Applying percent error to clinical data set resulted in re-categorization of 28% of tests to non-obstructed
THURSDAY, Sept. 15, 2016 (HealthDay News) — Spirometers used in primary care offices are frequently inaccurate, according to a study published online Sept. 6 in the Annals of the American Thoracic Society.
Matthew J. Hegewald, M.D., from Intermountain Healthcare in Murray, Utah, and colleagues tested 17 spirometers used in primary care offices with a waveform generator to assess spirometer accuracy. They determined the clinical significance of inaccurate instruments by applying the forced expiratory volume in one second (FEV1)/forced vital capacity (FVC) error from an obstructed waveform to a clinical data set.

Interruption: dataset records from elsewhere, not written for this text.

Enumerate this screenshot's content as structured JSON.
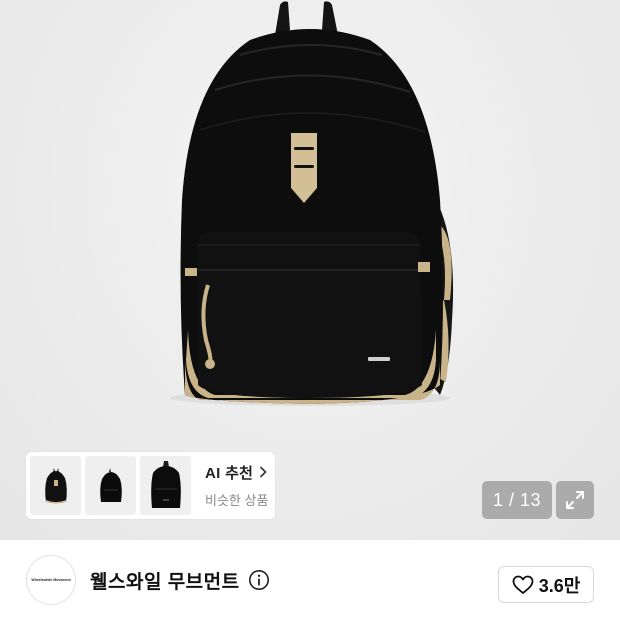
{
  "product": {
    "image_alt": "black backpack",
    "image_icon": "backpack-image"
  },
  "ai_recommend": {
    "title": "AI 추천",
    "subtitle": "비슷한 상품",
    "chevron_icon": "chevron-right-icon",
    "thumbnails": [
      "backpack-thumb-1",
      "backpack-thumb-2",
      "backpack-thumb-3"
    ]
  },
  "gallery": {
    "counter": "1 / 13",
    "expand_icon": "expand-icon"
  },
  "brand": {
    "logo_text": "Wheelswhile Movement",
    "name": "웰스와일 무브먼트",
    "info_icon": "info-icon"
  },
  "like": {
    "icon": "heart-icon",
    "count": "3.6만"
  },
  "colors": {
    "backpack": "#0d0d0d",
    "tan_accent": "#c9b48a",
    "counter_bg": "#a0a0a0"
  }
}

The researchers found that only one of the spirometers met the accuracy criteria, with mean errors ranging from 1.7 to 3.1 percent for FVC, FEV1, and FEV1/FVC. Twenty-eight percent of tests were re-categorized from obstructed to non-obstructed when applying the percent error to a clinical data set. Sixty percent of the spirograms reviewed were considered acceptable for clinical use. No correlation was seen between the number of tests performed by a clinic and quality of spirometry.
“Our results raise concerns regarding the utility of spirometry obtained in primary care offices without greater attention to quality assurance and training,” the authors write.